The 100-idea sprint sidesteps all three mechanisms. The AI has no social pressure and no evaluation apprehension. It does not run out of ideas when the obvious ones are exhausted. And the 10-category structure forces it into creative territory that group brainstorms never reach.
| Unstructured Brainstorm | 100-Idea Sprint |
|---|---|
| Same ideas every session | 10 categories force 10 distinct creative lenses |
| Quality peaks early | Best ideas in categories 6–10 |
| Social dynamics limit range | No evaluation apprehension |
| Stops at 20-30 ideas | Discipline to reach 100 |
| No filter for follow-on action | DVF scoring creates an actionable shortlist |
The insight embedded in the 100-idea target: your first 50 ideas are not bad ideas — they are the ideas you were already carrying. The second 50 are where original thinking begins.
The 10 Categories
The sprint structure divides 100 ideas across 10 categories, 10 per category:
| Category | The Question It Answers | Why It Matters |
|---|---|---|
| Product | What could be built? | Core feature-level thinking |
| Business Model | How could it make money differently? | Revenue model innovation is often more powerful than product |
| Distribution | How would customers find and buy it? | Channel strategy is a competitive moat |
| Analogy | What worked for similar problems elsewhere? | Cross-industry pattern transfer accelerates idea quality |
| Technology | How could new tech (AI, mobile, IoT) change the solution? | Forces specific tech application, not vague "AI-powered" |
| Crazy / 10x | What would 10x better look like? | Suspends disbelief; reveals unstated assumptions |
| Boring | What is the most obvious solution? | Grounds the sprint; often misses market; reveals baseline |
| Contrarian | What is the exact opposite of the obvious solution? | Challenges incumbent assumptions; finds blue-ocean space |
| Partnership | Who could solve this if they combined forces? | Surfaces distribution leverage and complementary assets |
| Incumbent | What would the market leader do if they noticed this? | Defines the competitive response and required differentiation |
The Crazy and Contrarian categories feel uncomfortable. They are supposed to. The point is not to generate implementable ideas — it is to expand the solution space before collapsing back to a shortlist. Ideas that survive from these categories are often the ones that become category-defining businesses.

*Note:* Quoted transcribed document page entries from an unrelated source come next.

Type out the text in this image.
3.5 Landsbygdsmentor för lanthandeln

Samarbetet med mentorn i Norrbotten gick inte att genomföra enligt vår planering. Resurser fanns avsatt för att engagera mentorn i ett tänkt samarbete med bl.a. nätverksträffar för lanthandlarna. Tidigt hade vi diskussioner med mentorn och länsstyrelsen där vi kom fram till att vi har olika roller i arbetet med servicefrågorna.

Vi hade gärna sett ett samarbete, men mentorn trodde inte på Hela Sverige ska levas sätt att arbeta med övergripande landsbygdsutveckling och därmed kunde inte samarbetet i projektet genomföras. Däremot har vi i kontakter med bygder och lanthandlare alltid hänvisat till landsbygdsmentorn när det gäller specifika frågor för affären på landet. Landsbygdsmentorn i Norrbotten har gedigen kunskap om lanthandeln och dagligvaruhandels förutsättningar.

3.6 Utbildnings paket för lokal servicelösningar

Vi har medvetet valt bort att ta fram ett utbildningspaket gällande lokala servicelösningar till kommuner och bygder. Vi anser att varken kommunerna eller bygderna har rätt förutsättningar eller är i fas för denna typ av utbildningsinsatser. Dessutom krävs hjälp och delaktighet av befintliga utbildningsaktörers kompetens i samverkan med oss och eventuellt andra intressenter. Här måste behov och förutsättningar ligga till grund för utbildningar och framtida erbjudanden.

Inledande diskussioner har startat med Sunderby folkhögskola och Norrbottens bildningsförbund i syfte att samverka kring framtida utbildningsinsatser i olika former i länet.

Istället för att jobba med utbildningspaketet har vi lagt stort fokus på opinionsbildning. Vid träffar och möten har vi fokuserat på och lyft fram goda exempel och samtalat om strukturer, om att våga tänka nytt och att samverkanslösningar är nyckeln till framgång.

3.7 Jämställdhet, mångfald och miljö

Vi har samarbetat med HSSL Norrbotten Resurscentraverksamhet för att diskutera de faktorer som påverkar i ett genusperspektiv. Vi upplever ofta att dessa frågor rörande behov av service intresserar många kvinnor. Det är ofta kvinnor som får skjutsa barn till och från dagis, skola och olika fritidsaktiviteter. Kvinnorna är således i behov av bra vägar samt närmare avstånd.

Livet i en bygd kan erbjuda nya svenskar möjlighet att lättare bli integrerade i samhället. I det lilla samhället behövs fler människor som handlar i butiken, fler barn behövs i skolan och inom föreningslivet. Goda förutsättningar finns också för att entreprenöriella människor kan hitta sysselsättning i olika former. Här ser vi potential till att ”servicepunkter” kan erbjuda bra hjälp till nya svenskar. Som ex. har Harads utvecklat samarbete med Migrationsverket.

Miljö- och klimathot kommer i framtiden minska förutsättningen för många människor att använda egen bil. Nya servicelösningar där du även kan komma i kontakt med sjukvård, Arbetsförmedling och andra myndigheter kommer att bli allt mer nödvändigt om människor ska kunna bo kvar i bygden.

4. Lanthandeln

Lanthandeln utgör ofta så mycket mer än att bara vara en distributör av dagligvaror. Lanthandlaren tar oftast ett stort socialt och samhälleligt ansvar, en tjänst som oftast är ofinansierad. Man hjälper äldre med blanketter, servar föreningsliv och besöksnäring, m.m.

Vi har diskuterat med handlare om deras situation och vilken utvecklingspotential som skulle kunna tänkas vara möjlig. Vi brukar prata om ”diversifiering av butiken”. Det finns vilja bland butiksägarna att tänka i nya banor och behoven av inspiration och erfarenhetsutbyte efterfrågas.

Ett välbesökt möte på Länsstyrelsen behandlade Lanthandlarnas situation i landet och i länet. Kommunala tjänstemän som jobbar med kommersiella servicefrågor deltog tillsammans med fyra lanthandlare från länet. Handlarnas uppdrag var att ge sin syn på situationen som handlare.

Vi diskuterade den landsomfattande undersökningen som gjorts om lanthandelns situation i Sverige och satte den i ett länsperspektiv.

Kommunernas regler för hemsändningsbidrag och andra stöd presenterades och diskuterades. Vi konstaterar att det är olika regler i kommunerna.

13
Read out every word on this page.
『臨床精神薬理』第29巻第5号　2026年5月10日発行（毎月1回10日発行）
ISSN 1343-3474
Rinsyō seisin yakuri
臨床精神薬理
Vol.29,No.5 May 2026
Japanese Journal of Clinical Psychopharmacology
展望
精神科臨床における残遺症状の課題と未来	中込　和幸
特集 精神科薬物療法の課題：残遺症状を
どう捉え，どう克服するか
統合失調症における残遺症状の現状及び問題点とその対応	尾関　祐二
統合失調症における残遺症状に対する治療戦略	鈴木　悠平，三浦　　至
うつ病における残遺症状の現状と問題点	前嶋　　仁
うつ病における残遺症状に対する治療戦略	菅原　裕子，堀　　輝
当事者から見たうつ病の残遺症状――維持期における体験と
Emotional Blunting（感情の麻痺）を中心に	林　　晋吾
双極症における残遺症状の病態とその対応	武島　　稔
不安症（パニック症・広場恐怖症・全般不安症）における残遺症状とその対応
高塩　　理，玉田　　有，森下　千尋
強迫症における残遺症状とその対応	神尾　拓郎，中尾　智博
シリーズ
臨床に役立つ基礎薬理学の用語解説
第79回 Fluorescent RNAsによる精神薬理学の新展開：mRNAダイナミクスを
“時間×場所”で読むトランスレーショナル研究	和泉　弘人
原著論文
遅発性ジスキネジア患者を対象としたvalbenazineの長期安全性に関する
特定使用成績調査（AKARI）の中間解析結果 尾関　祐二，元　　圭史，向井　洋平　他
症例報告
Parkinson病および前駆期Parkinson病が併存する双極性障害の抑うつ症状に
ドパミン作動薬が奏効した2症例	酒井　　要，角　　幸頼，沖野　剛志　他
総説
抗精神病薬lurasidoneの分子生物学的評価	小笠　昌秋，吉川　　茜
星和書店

DVF: The Three-Dimensional Filter
Once you have 100 ideas, you need a systematic filter that is faster than "does this feel right?". DVF — Desirability, Viability, Feasibility — gives you three independent lenses:
Desirability — Would customers pay for this today?
- GREEN: Clear willingness to pay; customer is already spending on an adjacent solution
- YELLOW: Pain is real but payment behaviour is not established
- RED: Nice to have; customers tolerate the problem without urgency
Viability — Could this become a significant revenue business?
- GREEN: Clear path to scale; large addressable market; strong unit economics
- YELLOW: Uncertain scale; niche market or unclear monetisation at volume
- RED: Too small a market; unit economics problematic at scale
Feasibility — Can a small team build an MVP in under three months?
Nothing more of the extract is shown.